Stuporheroes (or At Long Last Larry Part Two)

potc

Planet of the Capes

w: Larry Young; a: Brandon McKinney

ISBN: 1-932051-20-1

$12.95, 80 pages, B&W/Color

There are a million and one reasons why Larry Young & Brandon McKinney’s Planet of the Capes shouldn’t work. The plot is a shambles, for one thing. We see things happen and we have no idea why they’re worth seeing–there’s no through line, there’s no narrative drive, there’s no weight that pulls us from one scene to the next. The characters, and we’re using that term loosely, are ciphers, just the latest in a ever-lengthening line of Batman/Captain America/Superman/Wonder Woman/Hulk/Green Lantern/what-have-you manques. The art is almost confrontationally ugly, the kind of style you see in dollar-bin back-issues of bad 80s Marvel & DC books, complete with lousy paper stock and the glorious color of the black-and-white glut. And the whole thing, of course, is merely the latest pisstake on the superhero genre by a smartass indie guy, which, although not quite as unnecessary as another straight superhero book, is still pretty goddamn unnecessary. (What the world needs now is not another Brat Pack.) No, it shouldn’t work at all.

But it does.

A creepy, uncomfortable graphic novel, Planet of the Capes follows the–see, I was tempted to say “adventures” there, but it’s really just a bunch of crap that happens for no real reason–of four supertypes: A Batman-cum-Captain America knockoff named Justice Hall, who is the latest raven-themed vigilante in a line of such individuals dating back to Ben Franklin (the raven is the national bird in this, the Federated States of America, and I certainly got a kick out of finding out why); quasi-bad-girl Kastra, an alien princess type with the usual amorphous telekinetic/energy-based powers that women superheroes always get saddled with; the Schaff, a rampaging Hulk stand-in who is himself the result of an accident in which two other superheroes (the Green Lantern-ish Red Fez and Kastra’s father, an intergalactic warrior leader) were physically melded together; and the Grand, a Superman figure about whom we learn next to nothing, beyond the fact that he’s a bona-fide asshole. After we’re introduced to all four characters (via an autograph-seeking kid who couldn’t be more transparently a mere plot device), we see them get blown into an alternate dimension, where planet Earth is superhero-free. In very short order, all four “heroes” end up dead. (No, I’m not spoiling anything–it says so in giant block letters right there on the back of the book.) How this happens is where they story hooks you.

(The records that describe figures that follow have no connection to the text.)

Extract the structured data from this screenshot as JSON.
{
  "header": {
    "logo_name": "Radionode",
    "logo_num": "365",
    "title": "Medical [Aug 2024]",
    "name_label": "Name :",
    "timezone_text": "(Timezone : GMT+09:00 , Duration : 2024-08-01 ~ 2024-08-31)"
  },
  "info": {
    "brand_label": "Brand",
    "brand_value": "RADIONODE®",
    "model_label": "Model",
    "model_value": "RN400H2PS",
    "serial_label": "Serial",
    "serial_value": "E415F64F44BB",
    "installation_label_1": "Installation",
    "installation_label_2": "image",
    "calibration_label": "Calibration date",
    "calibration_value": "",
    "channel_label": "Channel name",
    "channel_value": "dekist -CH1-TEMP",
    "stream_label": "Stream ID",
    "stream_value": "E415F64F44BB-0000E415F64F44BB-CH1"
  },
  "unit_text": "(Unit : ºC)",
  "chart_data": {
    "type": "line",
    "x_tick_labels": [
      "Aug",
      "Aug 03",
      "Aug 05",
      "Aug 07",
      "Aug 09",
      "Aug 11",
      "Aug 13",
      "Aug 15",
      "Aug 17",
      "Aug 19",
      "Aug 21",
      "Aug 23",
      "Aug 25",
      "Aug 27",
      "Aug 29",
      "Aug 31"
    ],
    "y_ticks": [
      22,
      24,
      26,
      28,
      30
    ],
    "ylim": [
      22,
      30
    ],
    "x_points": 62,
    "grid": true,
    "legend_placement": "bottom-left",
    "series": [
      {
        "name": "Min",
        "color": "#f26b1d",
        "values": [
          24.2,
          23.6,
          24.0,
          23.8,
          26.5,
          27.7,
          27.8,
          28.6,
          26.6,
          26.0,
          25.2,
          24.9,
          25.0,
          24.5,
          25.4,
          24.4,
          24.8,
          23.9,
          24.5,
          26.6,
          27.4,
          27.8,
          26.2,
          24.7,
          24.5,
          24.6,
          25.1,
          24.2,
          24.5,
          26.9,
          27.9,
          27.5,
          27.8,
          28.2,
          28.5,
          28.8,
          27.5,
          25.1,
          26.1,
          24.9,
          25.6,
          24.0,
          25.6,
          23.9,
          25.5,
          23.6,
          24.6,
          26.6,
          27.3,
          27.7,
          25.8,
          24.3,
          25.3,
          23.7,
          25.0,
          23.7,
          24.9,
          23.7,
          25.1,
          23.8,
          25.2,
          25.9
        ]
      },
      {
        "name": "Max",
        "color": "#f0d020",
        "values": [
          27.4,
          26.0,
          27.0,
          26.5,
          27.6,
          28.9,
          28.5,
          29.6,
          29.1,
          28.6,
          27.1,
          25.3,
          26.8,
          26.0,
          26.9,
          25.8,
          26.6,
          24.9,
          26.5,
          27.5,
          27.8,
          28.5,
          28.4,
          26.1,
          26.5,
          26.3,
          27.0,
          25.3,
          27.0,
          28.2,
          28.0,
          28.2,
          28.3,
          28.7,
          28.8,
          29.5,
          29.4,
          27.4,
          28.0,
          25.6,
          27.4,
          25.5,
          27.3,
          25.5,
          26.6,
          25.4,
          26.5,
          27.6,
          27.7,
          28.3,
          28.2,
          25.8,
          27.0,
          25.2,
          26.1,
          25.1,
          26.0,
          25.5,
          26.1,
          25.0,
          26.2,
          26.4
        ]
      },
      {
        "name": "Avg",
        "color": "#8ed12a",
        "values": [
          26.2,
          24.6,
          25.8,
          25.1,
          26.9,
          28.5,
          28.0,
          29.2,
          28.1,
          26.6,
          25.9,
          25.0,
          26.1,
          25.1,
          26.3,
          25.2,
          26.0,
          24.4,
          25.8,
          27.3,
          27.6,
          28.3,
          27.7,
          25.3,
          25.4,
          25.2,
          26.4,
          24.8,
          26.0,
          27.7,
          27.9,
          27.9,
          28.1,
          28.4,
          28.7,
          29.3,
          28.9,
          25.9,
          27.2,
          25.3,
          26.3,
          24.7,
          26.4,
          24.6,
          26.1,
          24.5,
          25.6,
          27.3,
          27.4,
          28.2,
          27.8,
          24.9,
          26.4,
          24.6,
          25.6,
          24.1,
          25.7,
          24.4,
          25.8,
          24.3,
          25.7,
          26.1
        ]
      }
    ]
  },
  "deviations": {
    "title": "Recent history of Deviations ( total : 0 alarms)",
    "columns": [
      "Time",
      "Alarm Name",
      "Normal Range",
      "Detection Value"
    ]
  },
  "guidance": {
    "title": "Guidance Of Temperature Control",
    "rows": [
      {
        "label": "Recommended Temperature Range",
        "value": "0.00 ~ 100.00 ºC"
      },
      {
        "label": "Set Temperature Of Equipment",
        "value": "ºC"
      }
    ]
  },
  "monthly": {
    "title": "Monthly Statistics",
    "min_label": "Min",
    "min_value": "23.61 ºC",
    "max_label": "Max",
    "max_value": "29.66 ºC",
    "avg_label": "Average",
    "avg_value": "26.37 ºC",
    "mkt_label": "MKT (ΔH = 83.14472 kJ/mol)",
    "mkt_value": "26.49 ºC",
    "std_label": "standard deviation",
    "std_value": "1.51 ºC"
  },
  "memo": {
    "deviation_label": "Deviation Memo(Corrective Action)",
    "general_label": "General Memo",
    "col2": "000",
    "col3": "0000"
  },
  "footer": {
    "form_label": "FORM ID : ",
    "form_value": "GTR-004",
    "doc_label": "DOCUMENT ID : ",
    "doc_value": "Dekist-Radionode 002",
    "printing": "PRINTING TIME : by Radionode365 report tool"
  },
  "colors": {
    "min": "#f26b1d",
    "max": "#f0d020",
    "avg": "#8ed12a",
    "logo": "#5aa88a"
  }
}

On Young’s website he says that each of the four superheroes represent not just a super-archetype, but a faction of the comics industry. I’m not going to sit around guessing who’s what (beyond the obvious conjecture that the Grand represents modern-day superpublishers)–I’m far too taken aback by how perfectly Planet demonstrates how the excess baggage of the superhero genre, unless it’s being handled by extremely gifted men and women, makes great art so very difficult create. In the heroes’ world, their behavior is readily understood and tolerated, if not fully accepted, but with a flick of the switch no one they meet can make heads or tails of what the hell they’re doing or why the hell they’re doing it. It’s a reaction I’m sure you’re familiar with–you probably felt it last time you read a lousy superhero comic, one where the characters did things simply because, well, that’s the way things have been done for the past sixty years. The result of such by-the-numbers obesiance to convention and cliche, Planet shows us, is soulless, ugly, and ultimately destructive. (So too, naturally, is at least one of the heroes in the story. Getting there is half the fun.)

But none of these ideas would stick if there wasn’t something to the work itself, and there is. The book features a terrific four-color flashback to the event that created the Schaff, with a compelling wordless sequence that (in a rare move for the book) gives the scene some real heft. The final act takes place atop a dam, with wide-open spaces of sky, sun, and water giving the impression that these characters really have been freed from their constraints, and could go do something either very bad or very good at any moment. And the final confrontation between the two sudden nemeses is surprisingly forceful, all squinty eyes and lantern jaws and unexpected, horrendous violence. Again, Young was smart enough to leave this key sequence silent, and again McKinney imbued it with a sense of dread that enables it to work without simply relying on audience memories of similar confrontations.

Planet of the Capes is likely to be one of those books that either works for you, or doesn’t. (A quick look around the comics blogosphere should tell you that.) With its slapdash plot and largely empty characters, I’m sure some people would feel cheated by the $12.95 pricetag (that’s three bucks more than your average manga volume, for a whole lot less story). But Planet is a solid, squalid little book, and if you’re in the right mood, it’ll tell you a lot of things you’ve wanted to hear about far too many supercomics. “We’ve been had” is the message, and this nasty, brutish, and short supercomic is the messenger.